How a little app could get me killed

How a little app could get me killed

IN AN attempt to be more organised, I recently began researching the various task-management tools available online.

Altogether, I spent eight hours on the Internet - mainly because I got sidetracked, ended up on YouTube and spent about four hours watching an animated TV series that I used to be crazy about when I was six years old.

Talk about being disorganised! Despite the detour down memory lane, I did manage to look at a bewildering array of task-management software: great and small, free and expensive, simple and complex…

I dislike having too much choice. It can make the selection process tediously long.

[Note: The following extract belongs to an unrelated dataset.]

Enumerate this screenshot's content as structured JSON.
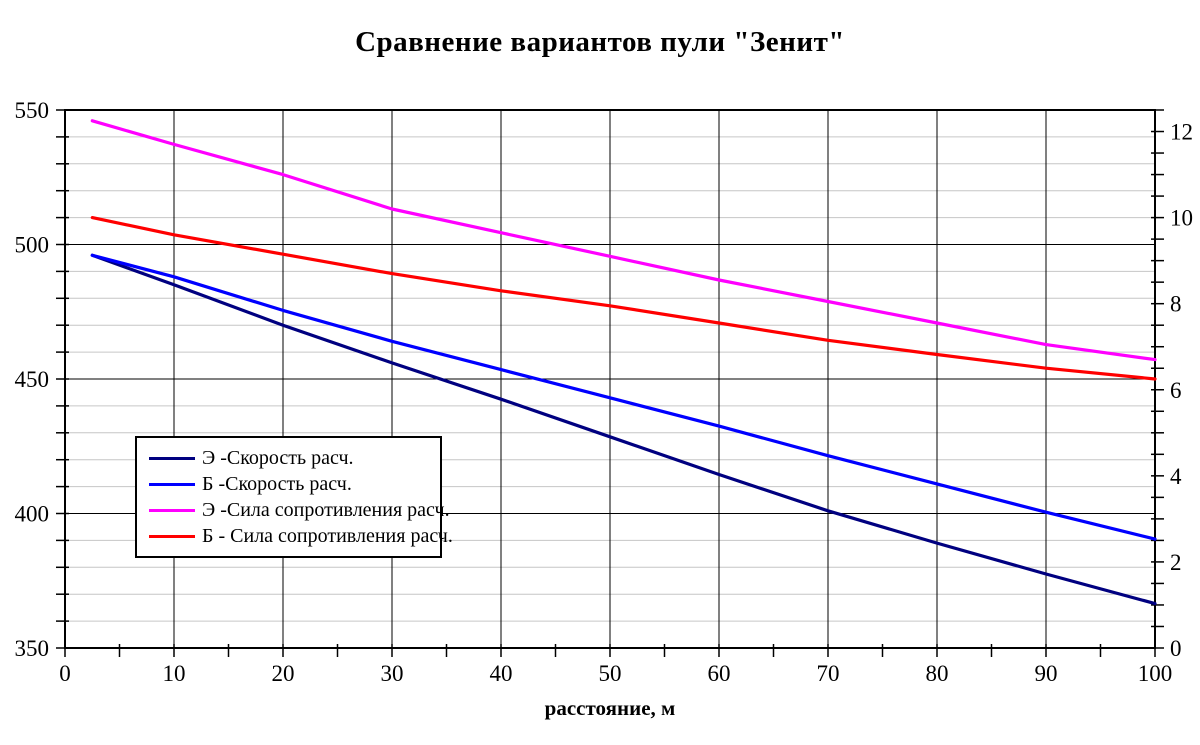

So, after escaping from the time-wasting clutches of YouTube, I gave up looking at product specifications and marketing fluff, and began focusing instead on user forums to find out what customers thought of their software purchases.

I was originally drawn to the tool with the most attractive-looking interface - I am a woman, after all. However, it was branded difficult to use, according to some users.

"This baby comes with more features than a space shuttle," wrote one disgruntled customer. "There's no point buying a task-management tool if you need another one just to keep track of the functions you need to learn."

Finally, after reading a few more reviews, I opted for an app with the most basic of features. It is just marginally more sophisticated than a Post-it note.

I pressed the download button and up popped the developer's terms of use.

I do not know what other people do when they are planning to download software from the Internet, but I have never read the terms of use for any product.

I usually assume that at least one of the people who purchased the product or service before me must have looked at the terms and found them OK.

You know, the sort of person who can read a label on a cleaning product bottle and know immediately that Nonylphenol ethoxylate is the sort of ingredient that you should keep far away from your cheese sandwiches.

Anyway, I am not sure what possessed me that day, but I decided to have a look at the terms of use for my chosen task-management tool. And what I discovered surprised me.

One of the terms states: "Claims by users for compensation will not be recognised. Including damages for death, physical injury, harm to human health or breach of essential contractual obligations."

This got me thinking. How on earth can something as innocuous as a little app designed to keep track of projects, deadlines, goals and appointments cause death or physical injury?

I can imagine some sort of injury or fatality occurring when the software controlling the lights at a railway crossing malfunctions, causing two trains to collide. Or when the software responsible for the inflation of a car's airbags glitches during a head-on collision. Or when a radiation therapy machine's software goes awry and administers massive overdoses to unsuspecting patients.

But a little app for managing tasks?

It reminds me of a manufacturer of steam irons that includes the following warning with its products: "Never iron clothes while they are being worn!"

Such a warning tells me that someone at some time ironed his clothes while wearing them, burned himself and tried to get compensation from the manufacturer.

What next? Warning: "This iron should be used only for ironing wrinkled clothes. Please do not apply it to your face!"

On second thought, I am now imagining a situation where my task-management tool crashes, causing a few of my deadline notifications to disappear into the ether. Unbeknown to me, a piece of work I promised to edit for a client does not show up on my schedule.

This causes my client to lose a large contract. He is a teeny bit disgruntled with me, so he hires the local mafia to teach me a lesson. But their idea of a lesson involves putting my feet in a basin of quick-drying cement before throwing me into a river.

If my children were to find out, they could sue the app's developers for negligence. But that would be highly unlikely, because only the fish nibbling on my decaying body at the bottom of the river would know that I had come to a murky end.

Despite the feeling that my life could be in mortal danger, I have accepted the terms of use and downloaded the app. However, my motivation to be more organised has somehow disappeared.

I think I will unwind for a while on YouTube.